Others here (including our own Mike Cline) no doubt have significant wisdom to offer, based upon quite a bit of experience fishing these island waters in the past. Myself, I thought I’d let other aspiring occasional visitors know there’s a bit more to juggle than one might think.


    1. Fred

      There are “flats” both above waterline and below; Maui in particular, which is called “the Valley Isle” for its broad, shallow-gradient terrain saddling the gap between two different massive volcanic cones, has corresponding flattish subsurface areas.

      The challenge for wading purposes is the depth (and surface dynamism) of these “flat” areas–depth that is affected by many of the variables I mentioned…and possibly more. I reported from an “observant visitor’s perspective” only.

      The local fly fishing guide (who, again, I’ve heard of but have never met) would probably be the expert on when and where wet wading is feasible. I’m sure he must have a formula the elements of which he can monitor to arrive at a go/no-go wading decision, and he can probably also greatly extend the fly fishing opportunity matrix with a boat.

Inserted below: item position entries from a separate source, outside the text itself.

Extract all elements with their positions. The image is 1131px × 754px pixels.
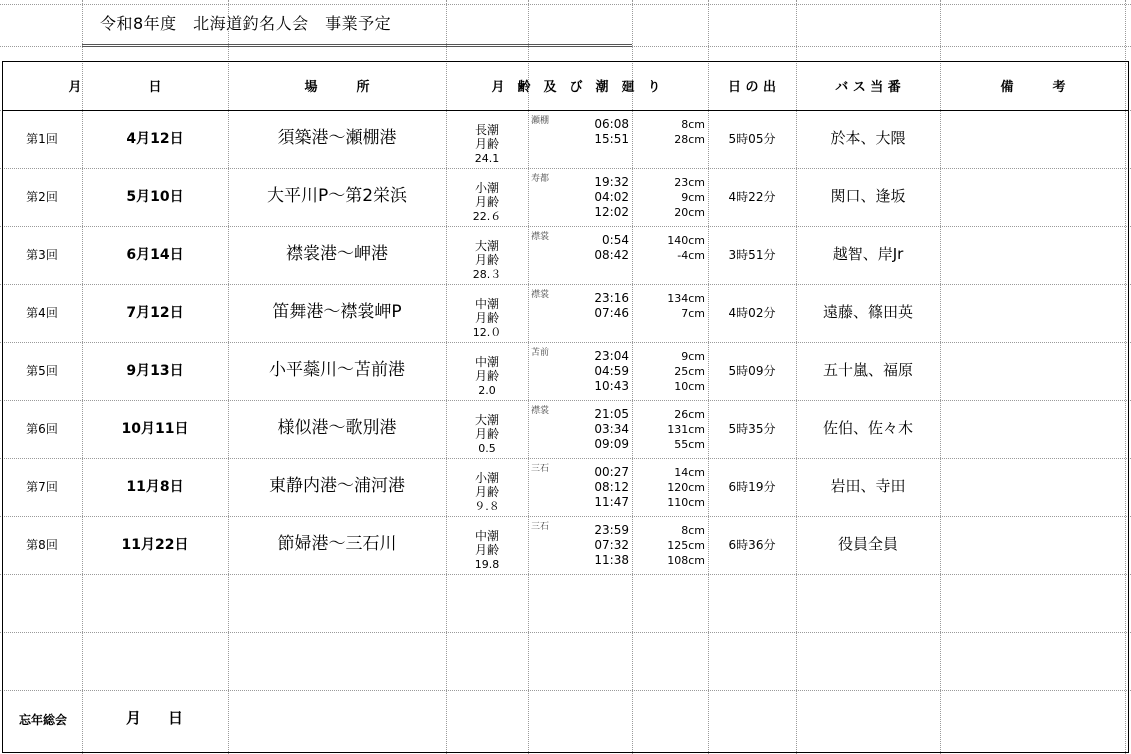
- gridline-h: [0, 168, 1131, 169]
- gridline-h: [0, 4, 1131, 5]
- tide-port: 襟裳: [531, 290, 550, 300]
- border-header-bottom: [2, 110, 1128, 111]
- header-tide: 月 齢 及 び 潮 廻 り: [491, 80, 661, 95]
- round-label: 第5回: [26, 364, 58, 378]
- event-place: 須築港～瀬棚港: [277, 128, 397, 148]
- tide-height: 26cm: [674, 408, 705, 421]
- event-date: 11月22日: [121, 537, 189, 553]
- gridline-v: [1125, 0, 1126, 754]
- tide-height: 8cm: [681, 524, 705, 537]
- round-label: 第6回: [26, 422, 58, 436]
- gridline-h: [0, 284, 1131, 285]
- moon-age: 2.0: [478, 384, 496, 397]
- tide-height: 20cm: [674, 206, 705, 219]
- border-top: [2, 61, 1128, 62]
- tide-height: 8cm: [681, 118, 705, 131]
- tide-height: 120cm: [667, 481, 705, 494]
- tide-port: 寿都: [531, 174, 550, 184]
- tide-time: 07:46: [594, 306, 629, 320]
- gridline-v: [708, 0, 709, 754]
- event-date: 9月13日: [126, 363, 184, 379]
- bus-duty: 佐伯、佐々木: [822, 419, 914, 437]
- moon-age-label: 月齢: [474, 485, 500, 499]
- sunrise-time: 5時35分: [728, 422, 776, 436]
- tide-port: 襟裳: [531, 406, 550, 416]
- border-bottom: [2, 752, 1128, 753]
- tide-height: 10cm: [674, 380, 705, 393]
- gridline-h: [0, 632, 1131, 633]
- tide-phase: 大潮: [474, 239, 500, 253]
- event-date: 4月12日: [126, 131, 184, 147]
- gridline-v: [446, 0, 447, 754]
- tide-time: 11:38: [594, 553, 629, 567]
- tide-port: 三石: [531, 522, 550, 532]
- moon-age-label: 月齢: [474, 311, 500, 325]
- moon-age: 12.０: [472, 326, 502, 339]
- tide-phase: 小潮: [474, 471, 500, 485]
- bus-duty: 於本、大隈: [830, 129, 906, 147]
- header-month: 月: [68, 80, 82, 95]
- tide-time: 11:47: [594, 495, 629, 509]
- tide-time: 23:59: [594, 523, 629, 537]
- tide-height: 108cm: [667, 554, 705, 567]
- moon-age-label: 月齢: [474, 253, 500, 267]
- round-label: 第4回: [26, 306, 58, 320]
- tide-height: 134cm: [667, 292, 705, 305]
- tide-height: 9cm: [681, 350, 705, 363]
- tide-time: 08:42: [594, 248, 629, 262]
- tide-height: 140cm: [667, 234, 705, 247]
- gridline-h: [0, 516, 1131, 517]
- gridline-h: [0, 400, 1131, 401]
- tide-time: 12:02: [594, 205, 629, 219]
- tide-time: 10:43: [594, 379, 629, 393]
- tide-time: 0:54: [602, 233, 629, 247]
- moon-age: 19.8: [474, 558, 500, 571]
- tide-height: 131cm: [667, 423, 705, 436]
- event-date: 11月8日: [126, 479, 184, 495]
- event-date: 10月11日: [121, 421, 189, 437]
- header-remarks: 備 考: [1000, 80, 1066, 95]
- round-label: 第2回: [26, 190, 58, 204]
- bus-duty: 遠藤、篠田英: [822, 303, 914, 321]
- tide-phase: 中潮: [474, 355, 500, 369]
- sunrise-time: 6時19分: [728, 480, 776, 494]
- tide-phase: 長潮: [474, 123, 500, 137]
- tide-port: 襟裳: [531, 232, 550, 242]
- tide-time: 04:59: [594, 364, 629, 378]
- tide-height: 23cm: [674, 176, 705, 189]
- round-label: 第7回: [26, 480, 58, 494]
- tide-height: 55cm: [674, 438, 705, 451]
- tide-time: 09:09: [594, 437, 629, 451]
- gridline-v: [796, 0, 797, 754]
- moon-age: ９.８: [474, 500, 500, 513]
- tide-phase: 小潮: [474, 181, 500, 195]
- tide-height: 28cm: [674, 133, 705, 146]
- tide-height: 25cm: [674, 365, 705, 378]
- moon-age: 0.5: [478, 442, 496, 455]
- tide-height: -4cm: [677, 249, 705, 262]
- tide-time: 04:02: [594, 190, 629, 204]
- round-label: 第1回: [26, 132, 58, 146]
- gridline-h: [0, 458, 1131, 459]
- round-label: 第8回: [26, 538, 58, 552]
- header-place: 場 所: [304, 80, 370, 95]
- moon-age-label: 月齢: [474, 427, 500, 441]
- moon-age: 28.３: [472, 268, 502, 281]
- title-underline: [82, 46, 632, 47]
- sunrise-time: 4時02分: [728, 306, 776, 320]
- gridline-h: [0, 574, 1131, 575]
- tide-time: 08:12: [594, 480, 629, 494]
- border-side: [1128, 61, 1129, 753]
- tide-phase: 中潮: [474, 297, 500, 311]
- gridline-v: [632, 0, 633, 754]
- sunrise-time: 6時36分: [728, 538, 776, 552]
- gridline-v: [940, 0, 941, 754]
- tide-phase: 大潮: [474, 413, 500, 427]
- tide-height: 125cm: [667, 539, 705, 552]
- event-place: 小平蘂川～苫前港: [269, 360, 405, 380]
- round-label: 第3回: [26, 248, 58, 262]
- sunrise-time: 3時51分: [728, 248, 776, 262]
- sunrise-time: 5時05分: [728, 132, 776, 146]
- tide-port: 三石: [531, 464, 550, 474]
- gridline-h: [0, 226, 1131, 227]
- event-place: 様似港～歌別港: [277, 418, 397, 438]
- gridline-v: [228, 0, 229, 754]
- bus-duty: 岩田、寺田: [830, 477, 906, 495]
- event-place: 笛舞港～襟裳岬P: [272, 302, 402, 322]
- event-date: 6月14日: [126, 247, 184, 263]
- gridline-v: [82, 0, 83, 754]
- event-place: 節婦港～三石川: [277, 534, 397, 554]
- bus-duty: 五十嵐、福原: [822, 361, 914, 379]
- moon-age-label: 月齢: [474, 137, 500, 151]
- moon-age-label: 月齢: [474, 369, 500, 383]
- tide-time: 23:04: [594, 349, 629, 363]
- gridline-h: [0, 690, 1131, 691]
- moon-age: 22.６: [472, 210, 502, 223]
- event-place: 大平川P～第2栄浜: [266, 186, 408, 206]
- page-title: 令和8年度 北海道釣名人会 事業予定: [100, 14, 392, 33]
- tide-time: 19:32: [594, 175, 629, 189]
- tide-time: 06:08: [594, 117, 629, 131]
- event-date: 7月12日: [126, 305, 184, 321]
- border-side: [2, 61, 3, 753]
- moon-age-label: 月齢: [474, 195, 500, 209]
- gridline-v: [528, 0, 529, 754]
- bus-duty: 関口、逢坂: [830, 187, 906, 205]
- moon-age-label: 月齢: [474, 543, 500, 557]
- gridline-h: [0, 342, 1131, 343]
- tide-port: 瀬棚: [531, 116, 550, 126]
- sunrise-time: 5時09分: [728, 364, 776, 378]
- tide-port: 苫前: [531, 348, 550, 358]
- event-date: 5月10日: [126, 189, 184, 205]
- header-sunrise: 日 の 出: [727, 80, 777, 95]
- bus-duty: 役員全員: [837, 535, 899, 553]
- bonenkai-label: 忘年総会: [18, 713, 68, 727]
- tide-time: 03:34: [594, 422, 629, 436]
- tide-time: 23:16: [594, 291, 629, 305]
- tide-time: 00:27: [594, 465, 629, 479]
- bonenkai-month: 月: [126, 709, 142, 727]
- tide-height: 14cm: [674, 466, 705, 479]
- moon-age: 24.1: [474, 152, 500, 165]
- event-place: 東静内港～浦河港: [269, 476, 405, 496]
- tide-height: 9cm: [681, 191, 705, 204]
- bus-duty: 越智、岸Jr: [832, 245, 904, 263]
- tide-time: 15:51: [594, 132, 629, 146]
- sunrise-time: 4時22分: [728, 190, 776, 204]
- bonenkai-day: 日: [168, 709, 184, 727]
- tide-height: 110cm: [667, 496, 705, 509]
- event-place: 襟裳港～岬港: [286, 244, 388, 264]
- title-underline: [82, 44, 632, 45]
- header-bus: バ ス 当 番: [835, 80, 901, 95]
- tide-time: 07:32: [594, 538, 629, 552]
- tide-height: 7cm: [681, 307, 705, 320]
- header-day: 日: [148, 80, 162, 95]
- tide-phase: 中潮: [474, 529, 500, 543]
- tide-time: 21:05: [594, 407, 629, 421]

      So please take my own experiences as anecdotal primer material, if you plan to flex your fly rod around the Islands. There will be “flats” but working them is still a complex undertaking to decode.

      – Mike Vorhis

  1. Mike, nice write-up. Sorry my advice didn’t result in any fish. I think overall, shoreline fishing in Hawaii is tough. My experience has only been on Oahu and Hawaii. On Oahu, the flats at Kaneohe Marine Base and Hickam were good wade fishing, but the closer you got to the outside reefs, the more jeopardy you put yourself in with sharks. The one location on Oahu that fished well for small reef fish was on the west coast from Barber’s Point to Makaha. The jetties at Barber’s Point always produces a few toothy grouper like fish and was a pretty safe place to park. On Hawaii, the big issue was finding access to rocky shorelines that weren’t 30 feet above the water. Not an easy task as the entire island just juts out of the ocean. My favorite and most productive spots on Hawaii were along the highway from Kawaihae to Hawn. Along this coast, you could find a lot of spots where you could reach the shoreline and cast into deep cuts between rocky out crops.

    Maybe one day I’ll make it to Maui to see if I can get something there.